Umweltethiker Rosenberger: "Wann, wenn nicht jetzt" ökologisieren?
Dass in Zeiten des Ukrainekrieges und der damit verbundenen wirtschaftlichen Anspannung Forderungen auftauchen, das Ökologiethema hintanzustellen, ist für den Theologen und Umweltethiker Prof. Michael Rosenberger psychologisch verständlich. "Und die Argumente dafür, dass die Krise die Umkehr erschwert, sind auf den ersten Blick sehr schlüssig", gab der an der Katholischen Privatuniversität Linz (KU) Moraltheologie lehrende Umweltsprecher der Diözese Linz zu. Dennoch: "Wann, wenn nicht jetzt, ist der Moment, um unsere Landwirtschaft zu ökologisieren! Und wann, wenn nicht jetzt, ist der Zeitpunkt, unser eigenes Ernährungsverhalten zu verändern!", schrieb Rosenberger im aktuellen KU-Semestermagazin "Triolog".
Seine Überlegungen betitelte der Theologe mit der Frage "Rückkehr zum Alten oder Aufbruch zum Neuen?" - und seine Antwort ist eindeutig: Jede Krise sei eine Chance zur grundlegenden Neuorientierung. Die ökologische Wende sei machbar. "Ob sie 'business as usual' verstärkt oder Reformen initiiert, ist in demokratischen Gesellschaften eine Sache aller." Konkret bedeute das: "Weniger Fleisch, dafür zu einem faireren Preis. Mehr regionale Produkte, die nach höheren Umweltstandards produziert werden. Und weniger Wegwerfmentalität, wenn das Brot trocken oder der Apfel runzlig geworden ist."
Natürlich brauche es dazu flankierende politische Maßnahmen, betonte Rosenberger.

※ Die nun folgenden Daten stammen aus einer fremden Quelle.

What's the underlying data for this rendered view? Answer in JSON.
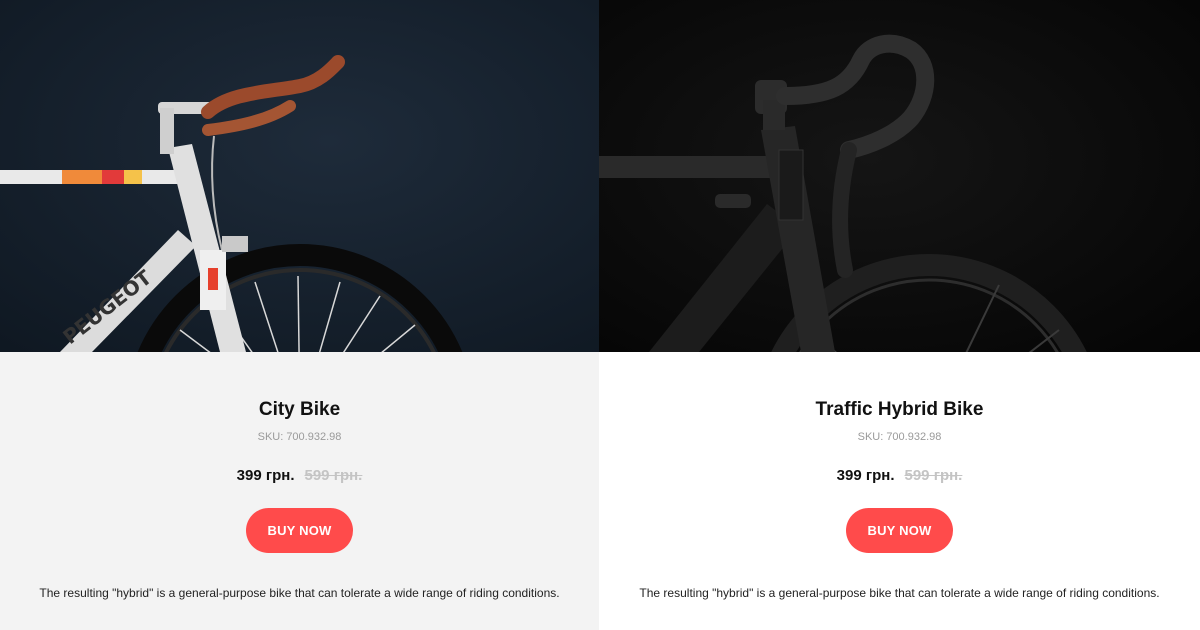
{
  "products": [
    {
      "title": "City Bike",
      "sku_label": "SKU:",
      "sku": "700.932.98",
      "price": "399 грн.",
      "old_price": "599 грн.",
      "button_label": "BUY NOW",
      "description": "The resulting \"hybrid\" is a general-purpose bike that can tolerate a wide range of riding conditions.",
      "frame_text": "PEUGEOT"
    },
    {
      "title": "Traffic Hybrid Bike",
      "sku_label": "SKU:",
      "sku": "700.932.98",
      "price": "399 грн.",
      "old_price": "599 грн.",
      "button_label": "BUY NOW",
      "description": "The resulting \"hybrid\" is a general-purpose bike that can tolerate a wide range of riding conditions."
    }
  ],
  "colors": {
    "accent": "#ff4b4b",
    "left_panel_bg": "#f3f3f3",
    "right_panel_bg": "#ffffff",
    "old_price": "#c4c4c4"
  }
}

Er plädierte für finanzielle Hilfen für die ärmsten Menschen hierzulande und im globalen Süden, für Unterstützung jener landwirtschaftlichen Betriebe, die Umstellungen besonders hart treffen, für eine konsequente Förderung des öffentlichen Verkehrs und anderes mehr.
Kehrtwende trotz Mangel zu schaffen
Mit dem Krieg in der Ukraine gingen noch kaum zu erahnende Auswirkungen einher. Rosenberger erwähnte erneute massive Fluchtbewegungen, steigende Rohstoffpreise und ausbleibendes Wirtschaftswachstums. Die aktuell reduzierten Exporte aus der "Kornkammer Europas" führten zu Not in Nahost und Afrika, bei Pflanzenölen sei auch die EU als große Importeurin vom Mangel unmittelbar betroffen. Ähnlich verhalte es sich bei Stickstoffdünger, der zu einem großen Teil aus Russland und der Ukraine bezogen wird, wie der Experte erläuterte. Das große EU-Ziel eines Green Deal mit seinen ambitionierten Klimazielen werde vor diesem Hintergrund zunehmend wieder in Frage gestellt.
Dabei dürften jedoch folgende Tatsachen nicht übersehen werden, so Rosenberger: 70 Prozent des europäischen Getreides werde an Tiere verfüttert, zehn Kalorien Futtergetreide würden jedoch lediglich eine Kalorie Rindfleisch ergeben. Zwölf Liter Pflanzenöl pro Person und Jahr würden in der Europäischen Union Kraftstoffen beigemischt und landeten statt auf dem Teller im Tank von Fahrzeugen. Der mit Erdgas energieaufwändig produzierte Stickstoffdünger sei eine der großen Bedrohungen der Biodiversität und eine Belastung der Gewässer, wies der Theologe hin. Außerdem würden weltweit - und Österreich sei da keine Ausnahme - 50 Prozent aller Lebensmittel im Müll landen. "Wir hätten mehr als genug Lebensmittel, um alle Menschen auf dem Planeten gut zu ernähren!"
Vor diesem Hintergrund wolle er genau entgegen den hörbaren Rufen nach einem Klimaschutzaufschub argumentieren, schrieb Rosenberger. Es gelte, die "Krise als Weckruf und Chance" zu nutzen.